Morris Duffy Alonso Faley & Pitcoff, New York (Iryna S. Krauchanka and Kevin A. Faley of counsel), for appellants.
Halperin & Halperin, P.C., New York (Jeffrey Weiskopf of counsel), for respondent.
Gische, J.P., Webber, Scarpulla, Rodriguez, Higgitt, JJ.
Order, Supreme Court, New York County (Lynn R. Kotler, J.), entered on or about May 18, 2021, which, to the extent appealed, denied defendants’ motion for summary judgment dismissing the complaint, unanimously affirmed, without costs.

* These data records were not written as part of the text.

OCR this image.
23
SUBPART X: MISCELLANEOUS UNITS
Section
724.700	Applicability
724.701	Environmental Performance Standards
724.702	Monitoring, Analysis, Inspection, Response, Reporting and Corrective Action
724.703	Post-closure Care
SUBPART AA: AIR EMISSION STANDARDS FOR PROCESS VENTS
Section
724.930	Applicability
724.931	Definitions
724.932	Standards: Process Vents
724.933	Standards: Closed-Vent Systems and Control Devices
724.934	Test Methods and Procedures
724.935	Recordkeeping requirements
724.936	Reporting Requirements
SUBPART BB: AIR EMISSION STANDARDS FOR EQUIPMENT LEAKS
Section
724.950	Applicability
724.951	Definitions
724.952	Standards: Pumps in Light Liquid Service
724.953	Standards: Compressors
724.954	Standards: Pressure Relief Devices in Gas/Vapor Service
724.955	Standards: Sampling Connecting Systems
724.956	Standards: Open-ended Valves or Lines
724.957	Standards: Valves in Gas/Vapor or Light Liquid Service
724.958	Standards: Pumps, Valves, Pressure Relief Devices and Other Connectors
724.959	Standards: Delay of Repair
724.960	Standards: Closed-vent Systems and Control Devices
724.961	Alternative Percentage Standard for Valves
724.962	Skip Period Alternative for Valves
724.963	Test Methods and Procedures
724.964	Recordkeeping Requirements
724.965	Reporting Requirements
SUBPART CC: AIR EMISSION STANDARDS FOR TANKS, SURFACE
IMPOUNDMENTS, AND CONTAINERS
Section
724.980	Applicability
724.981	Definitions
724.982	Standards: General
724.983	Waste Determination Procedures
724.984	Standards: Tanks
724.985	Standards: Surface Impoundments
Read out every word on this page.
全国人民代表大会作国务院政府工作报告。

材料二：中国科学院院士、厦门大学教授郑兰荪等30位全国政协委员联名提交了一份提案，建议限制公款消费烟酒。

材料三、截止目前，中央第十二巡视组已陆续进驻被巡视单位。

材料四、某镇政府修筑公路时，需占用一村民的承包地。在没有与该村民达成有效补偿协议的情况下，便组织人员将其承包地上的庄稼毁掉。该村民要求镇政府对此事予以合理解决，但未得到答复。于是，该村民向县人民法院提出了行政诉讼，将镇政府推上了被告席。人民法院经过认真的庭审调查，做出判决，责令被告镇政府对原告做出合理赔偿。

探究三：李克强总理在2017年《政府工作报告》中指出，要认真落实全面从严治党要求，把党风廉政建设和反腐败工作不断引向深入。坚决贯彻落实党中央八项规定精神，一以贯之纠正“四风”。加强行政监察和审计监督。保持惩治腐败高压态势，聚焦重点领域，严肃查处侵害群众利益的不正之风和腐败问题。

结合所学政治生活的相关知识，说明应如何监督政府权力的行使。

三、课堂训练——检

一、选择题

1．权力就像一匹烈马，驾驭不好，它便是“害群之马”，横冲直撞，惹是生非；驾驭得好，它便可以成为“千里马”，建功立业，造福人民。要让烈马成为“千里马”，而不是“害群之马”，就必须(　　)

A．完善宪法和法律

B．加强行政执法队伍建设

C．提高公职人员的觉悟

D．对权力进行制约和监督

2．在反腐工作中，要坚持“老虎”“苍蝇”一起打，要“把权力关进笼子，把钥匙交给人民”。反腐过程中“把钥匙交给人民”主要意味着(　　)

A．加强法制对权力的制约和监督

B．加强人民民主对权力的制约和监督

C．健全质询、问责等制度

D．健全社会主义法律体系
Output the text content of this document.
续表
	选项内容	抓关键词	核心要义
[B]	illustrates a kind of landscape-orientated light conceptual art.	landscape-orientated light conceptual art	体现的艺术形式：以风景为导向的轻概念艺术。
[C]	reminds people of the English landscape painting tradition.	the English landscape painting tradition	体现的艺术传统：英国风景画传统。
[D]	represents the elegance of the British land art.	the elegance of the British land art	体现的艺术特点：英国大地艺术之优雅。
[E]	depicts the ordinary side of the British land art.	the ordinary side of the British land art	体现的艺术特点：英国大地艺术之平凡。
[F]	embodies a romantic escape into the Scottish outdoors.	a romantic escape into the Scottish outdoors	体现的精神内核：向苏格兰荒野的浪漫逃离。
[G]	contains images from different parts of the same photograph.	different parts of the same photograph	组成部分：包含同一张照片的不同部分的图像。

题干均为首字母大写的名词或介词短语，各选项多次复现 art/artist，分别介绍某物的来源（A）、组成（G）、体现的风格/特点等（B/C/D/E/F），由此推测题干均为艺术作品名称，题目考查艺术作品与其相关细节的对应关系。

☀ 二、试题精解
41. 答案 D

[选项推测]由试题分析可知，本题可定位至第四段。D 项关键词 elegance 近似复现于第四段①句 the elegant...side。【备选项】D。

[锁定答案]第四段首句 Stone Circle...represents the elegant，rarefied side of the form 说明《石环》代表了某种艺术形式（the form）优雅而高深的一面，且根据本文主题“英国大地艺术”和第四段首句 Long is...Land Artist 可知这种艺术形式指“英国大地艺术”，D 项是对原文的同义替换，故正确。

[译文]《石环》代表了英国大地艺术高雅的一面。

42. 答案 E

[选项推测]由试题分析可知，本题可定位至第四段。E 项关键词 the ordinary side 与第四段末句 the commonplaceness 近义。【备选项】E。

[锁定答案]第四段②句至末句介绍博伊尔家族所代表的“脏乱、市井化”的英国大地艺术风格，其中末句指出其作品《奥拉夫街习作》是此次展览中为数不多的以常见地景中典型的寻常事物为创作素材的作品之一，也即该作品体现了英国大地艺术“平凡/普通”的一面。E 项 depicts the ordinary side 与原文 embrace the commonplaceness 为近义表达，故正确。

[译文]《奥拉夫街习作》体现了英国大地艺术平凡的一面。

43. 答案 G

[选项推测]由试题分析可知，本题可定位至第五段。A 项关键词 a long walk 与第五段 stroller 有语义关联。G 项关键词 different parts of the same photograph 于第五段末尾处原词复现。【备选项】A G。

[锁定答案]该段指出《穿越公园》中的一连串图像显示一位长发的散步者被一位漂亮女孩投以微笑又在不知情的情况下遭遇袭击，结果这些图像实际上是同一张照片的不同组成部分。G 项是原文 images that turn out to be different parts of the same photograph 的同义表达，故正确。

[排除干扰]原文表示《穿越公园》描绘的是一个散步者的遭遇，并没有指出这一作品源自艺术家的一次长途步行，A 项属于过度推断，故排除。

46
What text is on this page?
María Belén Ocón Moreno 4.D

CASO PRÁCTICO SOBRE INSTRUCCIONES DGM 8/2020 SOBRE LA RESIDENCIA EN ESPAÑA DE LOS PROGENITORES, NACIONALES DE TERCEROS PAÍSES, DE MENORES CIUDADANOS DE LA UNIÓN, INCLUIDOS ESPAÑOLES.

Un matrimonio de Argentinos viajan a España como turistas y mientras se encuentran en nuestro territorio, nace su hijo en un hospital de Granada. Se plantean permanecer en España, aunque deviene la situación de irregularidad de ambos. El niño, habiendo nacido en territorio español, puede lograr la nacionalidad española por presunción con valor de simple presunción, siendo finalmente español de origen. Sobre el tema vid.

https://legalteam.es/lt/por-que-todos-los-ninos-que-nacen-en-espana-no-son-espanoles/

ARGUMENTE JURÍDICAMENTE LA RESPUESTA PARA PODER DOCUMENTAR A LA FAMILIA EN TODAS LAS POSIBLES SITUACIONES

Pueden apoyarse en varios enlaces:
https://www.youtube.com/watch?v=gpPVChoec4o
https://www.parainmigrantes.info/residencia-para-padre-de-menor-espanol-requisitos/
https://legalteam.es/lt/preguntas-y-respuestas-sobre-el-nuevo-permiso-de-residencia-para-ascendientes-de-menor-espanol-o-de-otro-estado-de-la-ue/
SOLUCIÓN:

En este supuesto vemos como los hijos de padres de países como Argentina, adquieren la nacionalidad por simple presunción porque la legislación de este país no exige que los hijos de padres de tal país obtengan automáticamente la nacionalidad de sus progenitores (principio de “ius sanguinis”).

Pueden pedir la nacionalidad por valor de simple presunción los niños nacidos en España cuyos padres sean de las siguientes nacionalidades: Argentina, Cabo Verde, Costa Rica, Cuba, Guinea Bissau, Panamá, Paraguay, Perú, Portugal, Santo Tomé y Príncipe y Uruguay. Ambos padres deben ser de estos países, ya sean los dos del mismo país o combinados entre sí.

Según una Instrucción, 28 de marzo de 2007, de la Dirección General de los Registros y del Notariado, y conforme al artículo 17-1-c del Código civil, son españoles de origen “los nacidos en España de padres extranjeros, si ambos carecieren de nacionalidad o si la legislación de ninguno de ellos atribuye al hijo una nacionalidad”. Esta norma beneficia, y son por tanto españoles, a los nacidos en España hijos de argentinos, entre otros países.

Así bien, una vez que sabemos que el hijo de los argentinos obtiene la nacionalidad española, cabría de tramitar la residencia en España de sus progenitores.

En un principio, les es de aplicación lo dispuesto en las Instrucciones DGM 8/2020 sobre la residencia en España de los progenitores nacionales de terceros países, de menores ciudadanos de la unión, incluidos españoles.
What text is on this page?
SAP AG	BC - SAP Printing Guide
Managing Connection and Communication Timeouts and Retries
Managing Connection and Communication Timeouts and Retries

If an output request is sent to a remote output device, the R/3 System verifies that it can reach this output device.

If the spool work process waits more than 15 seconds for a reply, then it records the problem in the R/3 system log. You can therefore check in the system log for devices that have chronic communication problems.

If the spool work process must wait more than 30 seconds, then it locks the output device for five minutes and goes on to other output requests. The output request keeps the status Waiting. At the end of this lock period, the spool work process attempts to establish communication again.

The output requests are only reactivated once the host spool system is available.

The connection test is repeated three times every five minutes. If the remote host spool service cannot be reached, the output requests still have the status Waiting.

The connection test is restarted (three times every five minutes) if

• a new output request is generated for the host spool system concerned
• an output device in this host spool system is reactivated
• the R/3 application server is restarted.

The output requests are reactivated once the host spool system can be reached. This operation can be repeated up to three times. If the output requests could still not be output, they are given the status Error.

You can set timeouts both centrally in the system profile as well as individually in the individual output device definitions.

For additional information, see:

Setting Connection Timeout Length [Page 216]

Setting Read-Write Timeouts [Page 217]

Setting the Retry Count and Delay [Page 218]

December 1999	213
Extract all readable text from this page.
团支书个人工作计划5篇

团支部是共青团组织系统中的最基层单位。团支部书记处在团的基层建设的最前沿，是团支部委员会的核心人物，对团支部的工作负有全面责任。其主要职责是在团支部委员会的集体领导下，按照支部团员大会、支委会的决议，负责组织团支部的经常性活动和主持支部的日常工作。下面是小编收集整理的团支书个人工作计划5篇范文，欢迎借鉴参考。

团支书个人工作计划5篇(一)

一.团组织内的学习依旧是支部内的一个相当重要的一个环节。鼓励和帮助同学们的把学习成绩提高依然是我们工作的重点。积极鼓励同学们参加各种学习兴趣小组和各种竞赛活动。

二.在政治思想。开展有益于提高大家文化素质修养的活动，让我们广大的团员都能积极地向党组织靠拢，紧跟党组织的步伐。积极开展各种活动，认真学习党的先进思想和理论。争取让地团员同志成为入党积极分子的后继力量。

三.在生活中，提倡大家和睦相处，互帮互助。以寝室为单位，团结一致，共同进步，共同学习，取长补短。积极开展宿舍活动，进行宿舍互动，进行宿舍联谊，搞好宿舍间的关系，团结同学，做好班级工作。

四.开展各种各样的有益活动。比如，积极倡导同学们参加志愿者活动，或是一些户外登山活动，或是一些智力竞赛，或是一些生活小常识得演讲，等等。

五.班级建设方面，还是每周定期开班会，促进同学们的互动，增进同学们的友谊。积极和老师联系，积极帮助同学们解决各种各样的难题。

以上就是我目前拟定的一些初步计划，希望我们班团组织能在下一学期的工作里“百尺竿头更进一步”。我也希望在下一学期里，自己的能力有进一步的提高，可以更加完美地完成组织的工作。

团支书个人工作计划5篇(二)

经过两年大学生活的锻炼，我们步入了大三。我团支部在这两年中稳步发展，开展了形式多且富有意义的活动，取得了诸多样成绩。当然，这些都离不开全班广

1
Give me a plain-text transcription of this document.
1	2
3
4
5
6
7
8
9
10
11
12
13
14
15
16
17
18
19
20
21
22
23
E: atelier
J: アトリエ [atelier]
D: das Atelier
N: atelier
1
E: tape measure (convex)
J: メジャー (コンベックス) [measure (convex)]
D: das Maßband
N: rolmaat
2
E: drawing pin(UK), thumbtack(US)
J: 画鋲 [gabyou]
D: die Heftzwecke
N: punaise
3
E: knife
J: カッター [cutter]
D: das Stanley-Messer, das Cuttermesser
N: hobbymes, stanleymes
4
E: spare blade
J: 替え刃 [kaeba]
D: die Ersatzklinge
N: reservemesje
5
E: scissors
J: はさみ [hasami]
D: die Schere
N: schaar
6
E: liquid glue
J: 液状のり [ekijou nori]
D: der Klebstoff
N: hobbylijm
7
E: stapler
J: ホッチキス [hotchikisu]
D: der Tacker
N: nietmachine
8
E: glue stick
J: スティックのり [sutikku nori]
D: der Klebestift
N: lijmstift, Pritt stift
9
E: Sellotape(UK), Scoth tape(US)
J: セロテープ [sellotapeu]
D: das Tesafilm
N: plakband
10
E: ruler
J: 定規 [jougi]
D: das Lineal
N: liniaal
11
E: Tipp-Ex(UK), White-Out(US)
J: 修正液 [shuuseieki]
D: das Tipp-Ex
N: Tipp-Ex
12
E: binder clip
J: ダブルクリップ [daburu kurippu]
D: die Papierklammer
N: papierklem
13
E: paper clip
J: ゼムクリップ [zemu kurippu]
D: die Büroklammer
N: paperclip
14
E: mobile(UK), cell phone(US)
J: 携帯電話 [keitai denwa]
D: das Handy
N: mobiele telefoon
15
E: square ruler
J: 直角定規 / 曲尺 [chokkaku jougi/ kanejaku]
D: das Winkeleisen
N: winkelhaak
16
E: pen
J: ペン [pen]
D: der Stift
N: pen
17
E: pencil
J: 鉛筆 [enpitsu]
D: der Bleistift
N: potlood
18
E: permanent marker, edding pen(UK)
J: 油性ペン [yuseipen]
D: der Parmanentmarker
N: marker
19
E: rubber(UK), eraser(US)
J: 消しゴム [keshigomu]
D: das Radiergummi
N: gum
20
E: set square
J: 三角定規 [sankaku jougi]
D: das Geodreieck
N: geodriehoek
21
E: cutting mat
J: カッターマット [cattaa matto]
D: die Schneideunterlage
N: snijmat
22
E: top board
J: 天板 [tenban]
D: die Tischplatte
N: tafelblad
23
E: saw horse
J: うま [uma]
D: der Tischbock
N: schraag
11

Even assuming the "Release of Liability and Assumption of Risk" executed by plaintiff can be read to exculpate defendants from the consequences of their own negligence (cf. Gross v. Sweet, 49 N.Y.2d 102, 424 N.Y.S.2d 365, 400 N.E.2d 306 [1979] ), there are issues of fact as to whether defendants’ facility offers recreational as well as instructional uses, and therefore as to whether the release is void pursuant to General Obligations Law § 5–326 where plaintiff was allegedly injured during defendant's resistance-band exercise class (see Hsu v. Krav Maga NYC, LLC, 138 A.D.3d 463, 464, 29 N.Y.S.3d 307 [1st Dept. 2016] ). Deposition testimony by the facility's founder shows that defendants’ specialized fitness classes could be considered both instructional and recreational in purpose. Defendants have offered no documentary evidence that General Obligations Law § 5–326 bars enforcement of the release on the ground that their classes were primarily instructional (see Kim v. Harry Hanson, Inc., 122 A.D.3d 529, 530, 997 N.Y.S.2d 391 [1st Dept. 2014] ; Debell v. Wellbridge Club Mgt., Inc., 40 A.D.3d 248, 249–250, 835 N.Y.S.2d 170 [1st Dept. 2007] ).
The records also present factual issues as to whether plaintiff assumed the risks of the class activity (see Latimer v. City of New York, 118 A.D.3d 420, 421, 987 N.Y.S.2d 58 [1st Dept. 2014] ). Plaintiff testified that she was inexperienced in the use of the stretching bands and that the class instructor did not give prior instruction regarding their use. The testimony also raises an issue of fact as to whether plaintiff was given sufficient information to fully appreciate the risks of the specific exercise in question (see id. ).
We have considered defendants’ remaining contentions and find them unavailing.